Books are my preferred gift – big surprise there. I think personal libraries are cool, so I try to seed them when I can. But more importantly, there is a slew of pretty good (as opposed to schlocky and downright creepy) child-oriented fare of religious and theological value. Gail Ramshaw, Madeleine L’Engle, C.S. Lewis, and eventually Wendell Berry, J.R.R. Tolkien, Walter Wangerin, and a host of others have written books of high quality that deal with issues of faith and life in the Church. (Check out Liturgical Training Publications, e.g., for some valuable ones on worship, liturgy, and saints; AugsburgFortress has some, too, that are fun to read with kids.)
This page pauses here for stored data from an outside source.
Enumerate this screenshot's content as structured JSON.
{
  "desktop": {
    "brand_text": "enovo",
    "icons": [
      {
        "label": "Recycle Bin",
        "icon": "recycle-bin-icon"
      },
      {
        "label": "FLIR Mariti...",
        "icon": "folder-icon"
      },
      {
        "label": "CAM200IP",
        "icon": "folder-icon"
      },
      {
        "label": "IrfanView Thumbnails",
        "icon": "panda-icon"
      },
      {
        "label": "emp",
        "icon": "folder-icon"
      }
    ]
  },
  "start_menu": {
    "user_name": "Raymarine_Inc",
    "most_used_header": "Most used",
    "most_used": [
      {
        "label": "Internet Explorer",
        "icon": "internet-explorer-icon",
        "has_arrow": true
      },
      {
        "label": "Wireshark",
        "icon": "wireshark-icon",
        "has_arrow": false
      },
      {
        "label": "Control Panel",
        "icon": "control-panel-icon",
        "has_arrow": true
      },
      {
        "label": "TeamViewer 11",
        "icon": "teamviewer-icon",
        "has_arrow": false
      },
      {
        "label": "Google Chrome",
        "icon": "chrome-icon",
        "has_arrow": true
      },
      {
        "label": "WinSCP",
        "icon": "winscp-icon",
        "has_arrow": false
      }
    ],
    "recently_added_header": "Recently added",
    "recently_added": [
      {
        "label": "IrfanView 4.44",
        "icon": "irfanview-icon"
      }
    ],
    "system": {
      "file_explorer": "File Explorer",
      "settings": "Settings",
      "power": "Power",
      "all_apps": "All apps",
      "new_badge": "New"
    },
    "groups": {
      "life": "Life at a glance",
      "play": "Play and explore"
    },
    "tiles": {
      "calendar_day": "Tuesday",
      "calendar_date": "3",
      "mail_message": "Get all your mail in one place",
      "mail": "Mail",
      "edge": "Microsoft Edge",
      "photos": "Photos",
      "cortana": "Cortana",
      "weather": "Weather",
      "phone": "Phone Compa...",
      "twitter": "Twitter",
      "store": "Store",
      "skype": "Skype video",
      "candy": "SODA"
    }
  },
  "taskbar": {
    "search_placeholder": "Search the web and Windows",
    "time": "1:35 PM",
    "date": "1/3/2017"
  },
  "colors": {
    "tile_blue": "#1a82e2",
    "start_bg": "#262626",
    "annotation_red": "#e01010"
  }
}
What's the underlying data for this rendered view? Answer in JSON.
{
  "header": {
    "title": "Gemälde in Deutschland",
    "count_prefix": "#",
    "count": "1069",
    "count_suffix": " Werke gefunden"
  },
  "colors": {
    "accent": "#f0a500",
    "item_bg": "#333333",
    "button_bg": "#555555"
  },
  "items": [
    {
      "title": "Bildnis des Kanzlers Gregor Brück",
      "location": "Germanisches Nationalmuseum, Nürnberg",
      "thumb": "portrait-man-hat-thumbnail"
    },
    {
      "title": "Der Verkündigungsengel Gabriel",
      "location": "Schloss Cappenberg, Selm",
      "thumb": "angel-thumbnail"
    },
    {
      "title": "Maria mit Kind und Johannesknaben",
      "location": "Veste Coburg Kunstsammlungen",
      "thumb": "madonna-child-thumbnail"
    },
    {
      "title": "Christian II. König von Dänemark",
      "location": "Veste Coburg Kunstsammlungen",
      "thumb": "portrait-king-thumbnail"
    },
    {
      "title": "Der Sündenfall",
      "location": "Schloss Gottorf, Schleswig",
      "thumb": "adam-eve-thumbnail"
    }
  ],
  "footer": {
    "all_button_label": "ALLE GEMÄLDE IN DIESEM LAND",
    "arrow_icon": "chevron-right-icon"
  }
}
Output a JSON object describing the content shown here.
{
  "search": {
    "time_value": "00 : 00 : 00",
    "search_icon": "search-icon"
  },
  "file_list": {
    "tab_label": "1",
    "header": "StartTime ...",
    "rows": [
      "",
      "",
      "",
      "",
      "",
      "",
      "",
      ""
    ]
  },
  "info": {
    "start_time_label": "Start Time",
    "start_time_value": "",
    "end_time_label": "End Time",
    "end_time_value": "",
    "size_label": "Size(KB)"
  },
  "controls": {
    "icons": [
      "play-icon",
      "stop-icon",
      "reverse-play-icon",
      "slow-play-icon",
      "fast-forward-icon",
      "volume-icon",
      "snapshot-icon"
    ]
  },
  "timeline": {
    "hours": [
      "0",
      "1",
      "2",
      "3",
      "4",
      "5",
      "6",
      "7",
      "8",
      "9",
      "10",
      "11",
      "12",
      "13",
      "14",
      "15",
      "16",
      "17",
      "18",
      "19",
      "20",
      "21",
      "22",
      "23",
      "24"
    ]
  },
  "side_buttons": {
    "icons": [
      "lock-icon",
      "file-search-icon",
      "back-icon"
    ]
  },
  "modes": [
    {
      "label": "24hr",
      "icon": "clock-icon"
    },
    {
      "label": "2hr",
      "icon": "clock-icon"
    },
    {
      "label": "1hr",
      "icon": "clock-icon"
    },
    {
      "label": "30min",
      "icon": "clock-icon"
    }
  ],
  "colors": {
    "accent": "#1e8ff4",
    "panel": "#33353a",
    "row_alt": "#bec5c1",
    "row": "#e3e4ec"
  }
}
In addition to books, CDs, DVDs, tapestries for the walls, toys (I’ve seen a neat Noah’s Ark, e.g.) all work. But in all of this, I discourage misidentifying godparents with “sugar daddies” and “sugar mommies.” Not only does that eclipse what the relationship between child and godparent is, but it’s a really bad example for life in general. So it’s not necessary to spend gobs of money on the godchild. The important thing is to show with some tangible trinket that you remember the godchild and that her Baptism is an important reality to both of you.
I don’t think any of this is particularly insightful (or helpful to my friend), but it’s a good thing for everyone in the Church to think about. We are pretty cavalier about godparents – or “sponsors” – even in the best of liturgical churches. (I was accepted by a Roman Catholic congregation as a godparent for my niece, but I was not asked to be her confirmation sponsor. Go figure!) I hope that the Church and congregations can be encouraged to take that issue more seriously. We ought to teach about relationship in confirmation (congratulations to the overseer of confirmation at my congregation for requiring the kids to write a letter inviting their godparents to their confirmation), in adult fora, in worship conferences, in premarital counseling sessions. (If anyone wants the rest of my views about how to structure a ministry of godparenting, I’ll be happy to provide! :) )
And now it’s your turn. What do you think? Do you remember a gift from a godparent that was particularly memorable – or one you gave a godchild that went over really well? Do you remember who your godparents were? Do you pray for them now?